We humans have two great problems: the first is knowing when to begin; the second is knowing when to stop.
~ the novel, The Zahir, by Paulo Coehlo
Yin energy depletion. Yes. We all posses yin and yang energy...and, one will always slightly dominate the other. However, when one is on the verge of total depletion while the other is exploding...then problems begin to arise. I've had to address just that. No biggie. No cause for alarm.
How great is it that I have the tools to find equilibrium.
When I came across the above quote. Yes!! This is something I need to take to heart. Maybe the second part...knowing when to stop...knowing when to stop and just be...is where I need to focus.
The Daoist master expressed of the importance of maintaining a state of calm...Always.
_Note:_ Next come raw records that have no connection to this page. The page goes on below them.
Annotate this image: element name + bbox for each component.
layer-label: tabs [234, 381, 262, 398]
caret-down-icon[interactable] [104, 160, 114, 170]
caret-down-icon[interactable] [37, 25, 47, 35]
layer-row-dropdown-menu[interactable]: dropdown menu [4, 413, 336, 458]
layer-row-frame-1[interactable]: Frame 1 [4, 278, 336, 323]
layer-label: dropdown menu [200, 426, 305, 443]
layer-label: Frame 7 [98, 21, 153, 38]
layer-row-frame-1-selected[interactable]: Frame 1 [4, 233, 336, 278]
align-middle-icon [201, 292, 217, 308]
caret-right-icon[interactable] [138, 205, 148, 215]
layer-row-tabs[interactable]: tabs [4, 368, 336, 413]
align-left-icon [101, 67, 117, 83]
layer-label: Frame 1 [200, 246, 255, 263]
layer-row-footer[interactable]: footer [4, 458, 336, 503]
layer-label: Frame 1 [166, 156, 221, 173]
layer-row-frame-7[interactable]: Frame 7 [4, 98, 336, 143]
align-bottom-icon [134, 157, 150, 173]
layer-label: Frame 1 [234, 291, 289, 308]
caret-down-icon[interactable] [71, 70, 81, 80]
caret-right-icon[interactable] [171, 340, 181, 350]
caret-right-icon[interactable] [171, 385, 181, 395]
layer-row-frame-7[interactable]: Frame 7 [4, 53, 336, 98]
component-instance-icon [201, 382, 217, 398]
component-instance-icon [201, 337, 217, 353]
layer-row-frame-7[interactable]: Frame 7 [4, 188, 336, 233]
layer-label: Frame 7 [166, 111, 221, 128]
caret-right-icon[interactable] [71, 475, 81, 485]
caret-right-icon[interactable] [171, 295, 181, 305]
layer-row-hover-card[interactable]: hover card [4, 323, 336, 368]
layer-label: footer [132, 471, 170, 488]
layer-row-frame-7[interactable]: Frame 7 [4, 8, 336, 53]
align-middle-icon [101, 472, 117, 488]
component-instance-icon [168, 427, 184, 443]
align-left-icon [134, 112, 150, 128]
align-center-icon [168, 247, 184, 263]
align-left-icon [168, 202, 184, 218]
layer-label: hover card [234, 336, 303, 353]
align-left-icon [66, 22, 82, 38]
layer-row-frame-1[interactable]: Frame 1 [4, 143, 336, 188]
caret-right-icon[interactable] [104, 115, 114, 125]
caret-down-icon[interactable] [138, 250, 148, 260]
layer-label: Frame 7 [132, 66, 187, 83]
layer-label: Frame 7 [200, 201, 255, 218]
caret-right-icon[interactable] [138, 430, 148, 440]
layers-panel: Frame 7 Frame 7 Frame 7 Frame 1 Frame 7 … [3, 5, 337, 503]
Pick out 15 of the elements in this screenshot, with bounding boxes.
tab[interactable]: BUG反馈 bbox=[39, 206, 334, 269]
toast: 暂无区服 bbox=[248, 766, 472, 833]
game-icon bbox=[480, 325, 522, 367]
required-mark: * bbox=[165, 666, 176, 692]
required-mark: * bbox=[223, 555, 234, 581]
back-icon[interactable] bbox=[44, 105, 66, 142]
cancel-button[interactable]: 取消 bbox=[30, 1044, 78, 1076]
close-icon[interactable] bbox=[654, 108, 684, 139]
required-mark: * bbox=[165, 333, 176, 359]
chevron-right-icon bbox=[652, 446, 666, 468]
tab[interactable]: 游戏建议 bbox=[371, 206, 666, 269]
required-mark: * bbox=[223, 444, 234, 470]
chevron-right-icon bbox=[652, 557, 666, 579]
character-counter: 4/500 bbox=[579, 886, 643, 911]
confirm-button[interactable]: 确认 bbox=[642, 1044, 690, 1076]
On the outside I may exhibit this. However, on the inside I have the tendency to feel anxious while harboring lots of worry. For whatever reason. By Grace, I've had glimpses of complete peace...and to be able to carry this through in day to day life is of utmost importance. It carries much more weight than completing 3rd series. I mean...really, the mastery of asana is becoming pretty boring...even though I enjoy the process of asana practice...I love movement...I love getting out of my head and into the body. But, the miracles that come with feeling peace...nothing can hold a candle to it.
Now, I'm not diminishing in anyway my daily asana practice. It has significantly changed the course of my life. I like to call it my gateway...my gateway into entering other levels of consciousness and awareness.
Recently, however I've had to take notice of the increased 'yang-ness' of my practice and what it was doing to my body. Thankfully, I was given some tips from the Doaist master. He in no way told me to abandon my practice...but has given me ways to approach and move forward differently. I like it. I like it very much.
2 Insightful Comments:
It is so fascinating to hear your exploration into the subtleties of your practice. I too am finding myself getting more intrigued by the pauses in practice--not letting myself go overboard with the yangness that can be ashtanga. One way has been to make my saturday a kind of sacred day of honoring the feminine and the yin, the beauty of being rather than doing.
Yes, Saturdays have become a very important aspect to my practice week. Bring in softness to such a challenging practice has taught me much and continues to.